Flanging’s Greatest Hits

Still working my way up out of the grumpies, so a list it shall be…

Flanging (pronounced “flan-jing”) is an audio effect produced by mixing two identical signals together, with one signal delayed by a small and gradually changing period, usually smaller than 20 milliseconds. This produces a swept comb filter effect: peaks and notches are produced in the resultant frequency spectrum, related to each other in a linear harmonic series. Varying the time delay causes these to sweep up and down the frequency spectrum.Wikipedia

Still not sure what it is? Do you remember the first time you heard the song “Killer Queen”, and when Freddie Mercury sang “dynamite with a laser beam”, you went “YEAAAAAAAH!” because “laser beam” sounded SO FRICKIN’ COOL?!

That, my friend, was the work of flanging, the playful porpoise of the audio world. In sound production, if reverb is meat and EQ is bread, then flange is cheese sauce. Healthy? Mostly not. A responsible choice? Nope. But it can instantly make anything taste good! And when applied deftly and in moderation, you could almost call it noble.

Of course everyone has strong opinions on the subject, but below are the indisputably top five best songs that feature flanging:

  • 5. “Tomorrow Never Knows” – The Beatles (1966 – Revolver)
    I would have made it #1, except that it’s more convenient to place it here in order to explain flanging’s origins (for those who didn’t read the Wikipedia article). The effect is credited to Abby Road engineer Ken Townsend, who was asked by John Lennon to get the sound of double-tracked vocals without actually singing them twice. That’s right: laziness created flanging, making it that much more awesome.

    Basically, the effect was originally achieved by pressing a finger down on one of the rims of a tape machine’s reels (the “flange”), setting whatever’s being recorded slightly out of sync (it’s now more common to use processors to mimic the effect). In the case of “Tomorrow Never Knows”, the first Beatles song to use the effect, it significantly contributed to its swooping trippiness. The effect also appears in moderation throughout the album, and like everything else the Beatles did soon appeared throughout the pop music world. Case in point: the next song on the list.

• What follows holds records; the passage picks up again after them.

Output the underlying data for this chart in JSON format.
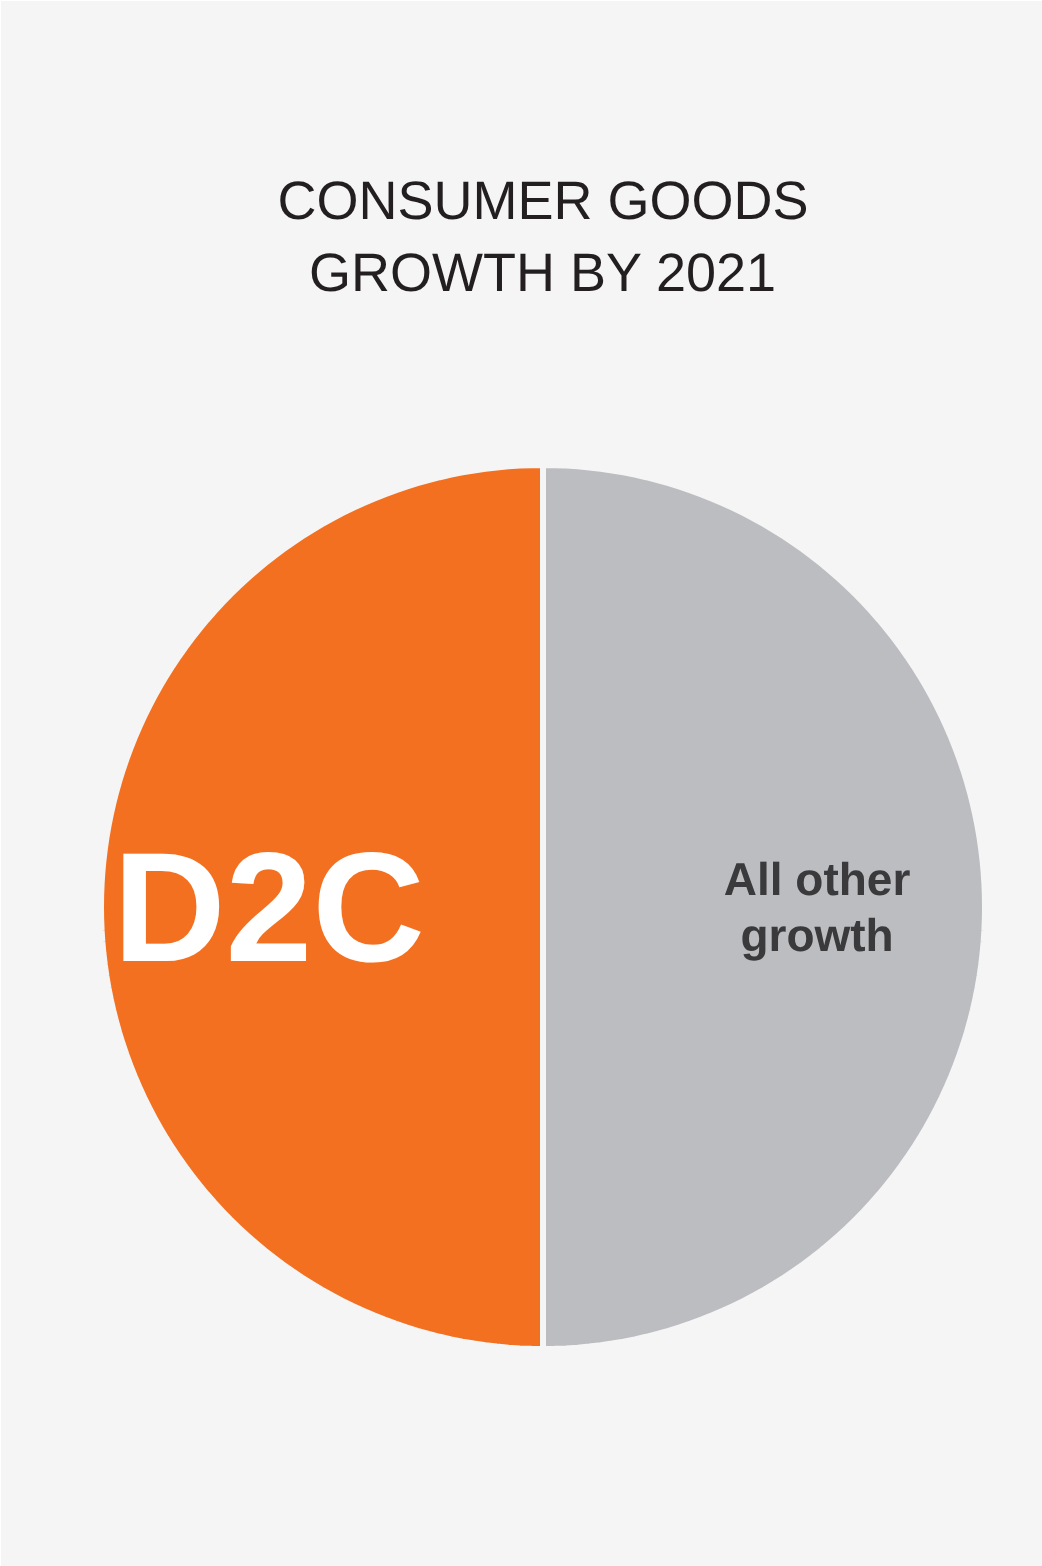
{
  "chart_data": {
    "type": "pie",
    "title": "CONSUMER GOODS GROWTH BY 2021",
    "categories": [
      "D2C",
      "All other growth"
    ],
    "values": [
      50,
      50
    ],
    "colors": [
      "#f37021",
      "#bcbdc0"
    ]
  }
}
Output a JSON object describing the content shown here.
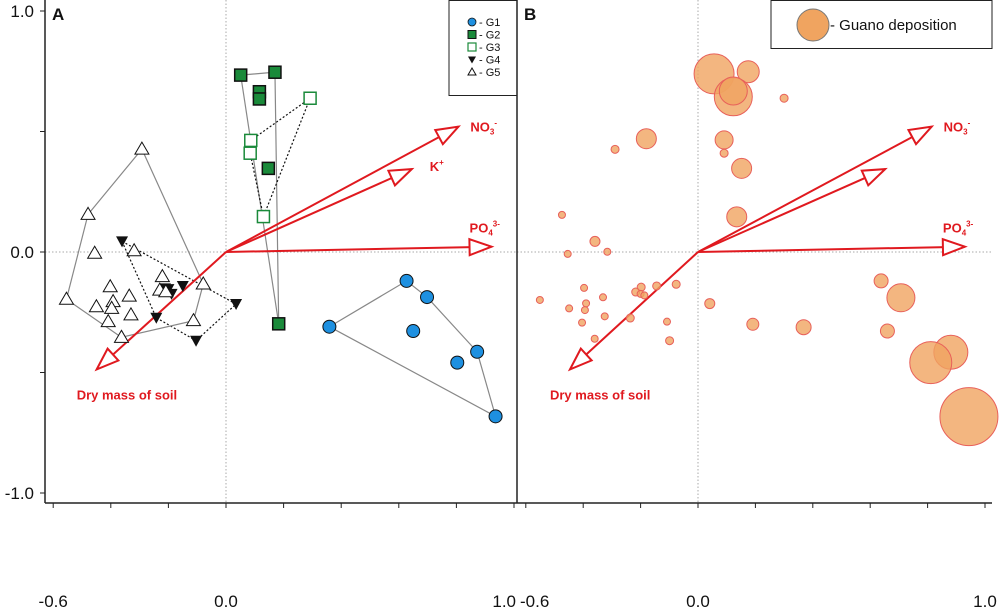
{
  "chart_data": [
    {
      "type": "scatter",
      "panel": "A",
      "title": "A",
      "xlim": [
        -0.6,
        1.0
      ],
      "ylim": [
        -1.0,
        1.0
      ],
      "x_ticks": [
        -0.6,
        -0.4,
        -0.2,
        0.0,
        0.2,
        0.4,
        0.6,
        0.8,
        1.0
      ],
      "x_tick_labels": [
        "-0.6",
        "0.0",
        "1.0"
      ],
      "y_ticks": [
        -1.0,
        -0.5,
        0.0,
        0.5,
        1.0
      ],
      "y_tick_labels": [
        "1.0",
        "0.0",
        "-1.0"
      ],
      "legend_placement": "top-right",
      "series": [
        {
          "name": "G1",
          "legend": "- G1",
          "marker": "circle",
          "color": "#1e90e0",
          "hull": "solid",
          "points": [
            [
              0.359,
              -0.31
            ],
            [
              0.627,
              -0.12
            ],
            [
              0.698,
              -0.187
            ],
            [
              0.65,
              -0.328
            ],
            [
              0.872,
              -0.414
            ],
            [
              0.803,
              -0.459
            ],
            [
              0.936,
              -0.682
            ]
          ],
          "hull_points": [
            [
              0.359,
              -0.31
            ],
            [
              0.627,
              -0.12
            ],
            [
              0.698,
              -0.187
            ],
            [
              0.872,
              -0.414
            ],
            [
              0.936,
              -0.682
            ]
          ]
        },
        {
          "name": "G2",
          "legend": "- G2",
          "marker": "filled-square",
          "color": "#1a8a3a",
          "hull": "solid",
          "points": [
            [
              0.051,
              0.734
            ],
            [
              0.17,
              0.746
            ],
            [
              0.116,
              0.665
            ],
            [
              0.116,
              0.635
            ],
            [
              0.147,
              0.347
            ],
            [
              0.183,
              -0.298
            ]
          ],
          "hull_points": [
            [
              0.051,
              0.734
            ],
            [
              0.17,
              0.746
            ],
            [
              0.183,
              -0.298
            ]
          ]
        },
        {
          "name": "G3",
          "legend": "- G3",
          "marker": "open-square",
          "color": "#1a8a3a",
          "hull": "dotted",
          "points": [
            [
              0.292,
              0.638
            ],
            [
              0.086,
              0.463
            ],
            [
              0.084,
              0.41
            ],
            [
              0.13,
              0.147
            ]
          ],
          "hull_points": [
            [
              0.292,
              0.638
            ],
            [
              0.13,
              0.147
            ],
            [
              0.084,
              0.41
            ],
            [
              0.086,
              0.463
            ]
          ]
        },
        {
          "name": "G4",
          "legend": "- G4",
          "marker": "filled-down-triangle",
          "color": "#111111",
          "hull": "dotted",
          "points": [
            [
              -0.361,
              0.044
            ],
            [
              -0.242,
              -0.273
            ],
            [
              -0.104,
              -0.368
            ],
            [
              0.035,
              -0.216
            ],
            [
              -0.15,
              -0.141
            ],
            [
              -0.2,
              -0.154
            ],
            [
              -0.189,
              -0.174
            ],
            [
              -0.212,
              -0.151
            ]
          ],
          "hull_points": [
            [
              -0.361,
              0.044
            ],
            [
              0.035,
              -0.216
            ],
            [
              -0.104,
              -0.368
            ],
            [
              -0.242,
              -0.273
            ]
          ]
        },
        {
          "name": "G5",
          "legend": "- G5",
          "marker": "open-triangle",
          "color": "#111111",
          "hull": "solid",
          "points": [
            [
              -0.292,
              0.427
            ],
            [
              -0.479,
              0.156
            ],
            [
              -0.456,
              -0.005
            ],
            [
              -0.319,
              0.005
            ],
            [
              -0.554,
              -0.196
            ],
            [
              -0.402,
              -0.144
            ],
            [
              -0.45,
              -0.227
            ],
            [
              -0.392,
              -0.206
            ],
            [
              -0.397,
              -0.234
            ],
            [
              -0.336,
              -0.183
            ],
            [
              -0.33,
              -0.261
            ],
            [
              -0.409,
              -0.289
            ],
            [
              -0.363,
              -0.354
            ],
            [
              -0.221,
              -0.102
            ],
            [
              -0.23,
              -0.158
            ],
            [
              -0.209,
              -0.165
            ],
            [
              -0.113,
              -0.285
            ],
            [
              -0.079,
              -0.133
            ]
          ],
          "hull_points": [
            [
              -0.554,
              -0.196
            ],
            [
              -0.479,
              0.156
            ],
            [
              -0.292,
              0.427
            ],
            [
              -0.079,
              -0.133
            ],
            [
              -0.113,
              -0.285
            ],
            [
              -0.363,
              -0.354
            ]
          ]
        }
      ],
      "vectors": [
        {
          "name": "NO3",
          "label": "NO",
          "sub": "3",
          "sup": "-",
          "x": 0.807,
          "y": 0.52
        },
        {
          "name": "K",
          "label": "K",
          "sub": "",
          "sup": "+",
          "x": 0.645,
          "y": 0.344
        },
        {
          "name": "PO4",
          "label": "PO",
          "sub": "4",
          "sup": "3-",
          "x": 0.922,
          "y": 0.022
        },
        {
          "name": "dry-mass",
          "label": "Dry mass of soil",
          "sub": "",
          "sup": "",
          "x": -0.449,
          "y": -0.487
        }
      ]
    },
    {
      "type": "scatter",
      "panel": "B",
      "title": "B",
      "xlim": [
        -0.6,
        1.0
      ],
      "ylim": [
        -1.0,
        1.0
      ],
      "x_ticks": [
        -0.6,
        -0.4,
        -0.2,
        0.0,
        0.2,
        0.4,
        0.6,
        0.8,
        1.0
      ],
      "x_tick_labels": [
        "-0.6",
        "0.0",
        "1.0"
      ],
      "legend_placement": "top-right",
      "legend": "- Guano deposition",
      "bubble_color": "#f0a460",
      "bubble_edge": "#e8605a",
      "series": [
        {
          "name": "Guano deposition",
          "marker": "bubble",
          "points": [
            [
              0.056,
              0.739,
              20
            ],
            [
              0.175,
              0.748,
              11
            ],
            [
              0.123,
              0.644,
              19
            ],
            [
              0.123,
              0.668,
              14
            ],
            [
              0.3,
              0.638,
              4
            ],
            [
              -0.18,
              0.47,
              10
            ],
            [
              -0.289,
              0.426,
              4
            ],
            [
              0.091,
              0.465,
              9
            ],
            [
              0.091,
              0.41,
              4
            ],
            [
              0.152,
              0.347,
              10
            ],
            [
              0.135,
              0.146,
              10
            ],
            [
              -0.474,
              0.154,
              3.5
            ],
            [
              -0.359,
              0.044,
              5
            ],
            [
              -0.454,
              -0.008,
              3.5
            ],
            [
              -0.316,
              0.001,
              3.5
            ],
            [
              -0.551,
              -0.199,
              3.5
            ],
            [
              -0.397,
              -0.149,
              3.5
            ],
            [
              -0.449,
              -0.234,
              3.5
            ],
            [
              -0.394,
              -0.241,
              3.5
            ],
            [
              -0.39,
              -0.213,
              3.5
            ],
            [
              -0.404,
              -0.293,
              3.5
            ],
            [
              -0.331,
              -0.188,
              3.5
            ],
            [
              -0.325,
              -0.267,
              3.5
            ],
            [
              -0.36,
              -0.36,
              3.5
            ],
            [
              -0.236,
              -0.274,
              4
            ],
            [
              -0.198,
              -0.146,
              4
            ],
            [
              -0.217,
              -0.166,
              4
            ],
            [
              -0.2,
              -0.174,
              3.5
            ],
            [
              -0.187,
              -0.18,
              3.5
            ],
            [
              -0.144,
              -0.141,
              4
            ],
            [
              -0.076,
              -0.134,
              4
            ],
            [
              -0.108,
              -0.289,
              3.5
            ],
            [
              -0.099,
              -0.368,
              4
            ],
            [
              0.041,
              -0.214,
              5
            ],
            [
              0.191,
              -0.3,
              6
            ],
            [
              0.368,
              -0.312,
              7.5
            ],
            [
              0.638,
              -0.12,
              7
            ],
            [
              0.707,
              -0.19,
              14
            ],
            [
              0.66,
              -0.328,
              7
            ],
            [
              0.881,
              -0.416,
              17
            ],
            [
              0.811,
              -0.459,
              21
            ],
            [
              0.944,
              -0.683,
              29
            ]
          ]
        }
      ],
      "vectors": [
        {
          "name": "NO3",
          "label": "NO",
          "sub": "3",
          "sup": "-",
          "x": 0.814,
          "y": 0.52
        },
        {
          "name": "K",
          "label": "",
          "sub": "",
          "sup": "",
          "x": 0.652,
          "y": 0.344
        },
        {
          "name": "PO4",
          "label": "PO",
          "sub": "4",
          "sup": "3-",
          "x": 0.93,
          "y": 0.022
        },
        {
          "name": "dry-mass",
          "label": "Dry mass of soil",
          "sub": "",
          "sup": "",
          "x": -0.446,
          "y": -0.487
        }
      ]
    }
  ]
}
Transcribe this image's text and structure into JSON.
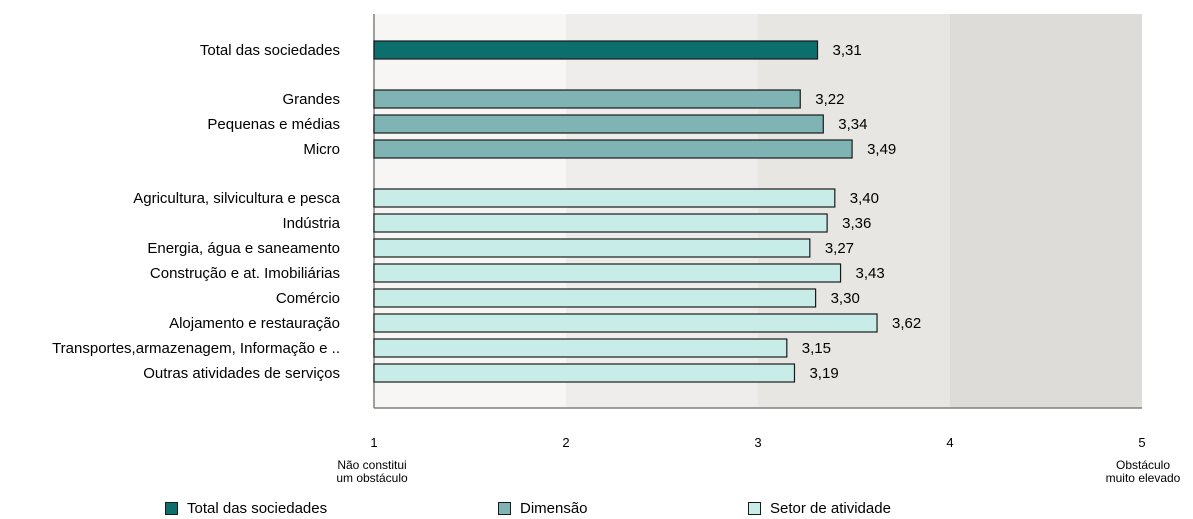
{
  "chart_data": {
    "type": "bar",
    "orientation": "horizontal",
    "categories": [
      "Total das sociedades",
      "Grandes",
      "Pequenas e médias",
      "Micro",
      "Agricultura, silvicultura e pesca",
      "Indústria",
      "Energia, água e saneamento",
      "Construção e at. Imobiliárias",
      "Comércio",
      "Alojamento e restauração",
      "Transportes,armazenagem, Informação e ..",
      "Outras atividades de serviços"
    ],
    "values": [
      3.31,
      3.22,
      3.34,
      3.49,
      3.4,
      3.36,
      3.27,
      3.43,
      3.3,
      3.62,
      3.15,
      3.19
    ],
    "value_labels": [
      "3,31",
      "3,22",
      "3,34",
      "3,49",
      "3,40",
      "3,36",
      "3,27",
      "3,43",
      "3,30",
      "3,62",
      "3,15",
      "3,19"
    ],
    "groups": [
      "Total das sociedades",
      "Dimensão",
      "Dimensão",
      "Dimensão",
      "Setor de atividade",
      "Setor de atividade",
      "Setor de atividade",
      "Setor de atividade",
      "Setor de atividade",
      "Setor de atividade",
      "Setor de atividade",
      "Setor de atividade"
    ],
    "xlim": [
      1,
      5
    ],
    "xticks": [
      "1",
      "2",
      "3",
      "4",
      "5"
    ],
    "x_min_label": [
      "Não constitui",
      "um obstáculo"
    ],
    "x_max_label": [
      "Obstáculo",
      "muito elevado"
    ],
    "legend": [
      {
        "name": "Total das sociedades",
        "color": "#0d6e6e"
      },
      {
        "name": "Dimensão",
        "color": "#7fb3b4"
      },
      {
        "name": "Setor de atividade",
        "color": "#c8ece8"
      }
    ],
    "legend_position": "bottom",
    "background_bands": [
      "#f7f6f4",
      "#eeedeb",
      "#e7e6e3",
      "#dedcd9"
    ]
  }
}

  • 4. “Itchycoo Park” – The Small Faces (1967 – single)
    This was the song that made me think to put together this list, and is credited as the first pop single to use flanging. A jaunty pop tune with the hippie turned up to eleven, its main message is how awesome to go the park, get high, and feed ducks. Psychedelic as the song is, a long, sweeping flange is liberally applied throughout the song, and most notably during the bridge sections, to augment the point.
  • 3. “Kashmir” – Led Zepplin (1975 – Physical Graffiti)
    Once again flanging contributes to a sense of hazy, gauzy mental alteration, this time sweeping back and forth across the drums. Mental image? An army of orcs on the march after devouring a barrel of ‘shrooms.
  • 2. “Are You Gonna Go My Way” – Lenny Kravitz (1993 – album of same name)
    This one’s a guilty pleasure for me. Yes, I know it’s derivative of other songs (most especially “Cross Town Traffic” by Jimi Hendrix, both sonically and thematically), but DAMN is it catchy. And its use of flanging during the guitar bridge? Yeah, it makes you want to take a running leap off a steep canyon edge and FLY, MAN, FLY!

    It’s also notable in that flanging had mostly gone out of style by the early 90s, or at least was much less prevalent than in its 70s heyday. But with the explosion of digital effects processing in the time in between, it’s no surprise that flanging waned: why risk nipping your finger on a machine to get a cool sound that’s been overused when you can push a few buttons and have access to a virtually unlimited number of freaky sounds? But Lenny knew better.

  • 1. “Life in the Fast Lane” – The Eagles (1976 – Hotel California)
    Speaking of flanging’s heyday, this one sits at ground zero–peak flange, if you will. The song rocks along masterfully, a mix of well-crafted verses, b-sections, hooky choruses, and guitar solos. But for how long is that interesting? About three minutes and thirty-eight seconds, right? Right. And that’s EXACTLY when they mash a finger down on the flange, dropping the floor out from the bottom of your ear’s mind and making room for another minute of easy rockin’!

There you have it: the definitive and unchallengeable list of the best songs with flanging, ever. Hopefully this exercise has been educational, not only for revealing the wonders of flanging, but as another example of how to analyze, in tedious detail, small but terrific corners of the world that could otherwise just be experienced and enjoyed, without thinking about them.

But where’s the fun in that?

One Comment

  1. Wayne D.
    Posted May 11, 2011 at 12:28 am | Permalink

    At work there’s some loud HVAC units outside that put out a source of what we’ll call white noise for simplicity. If I stand outside facing them, with my back about 1 foot from the building, I can move my head back and forth and hear a (very cool to my geek/amateur-musician’s mind) flanging effect. The motion changes the phase relationship between the direct and reflected sound.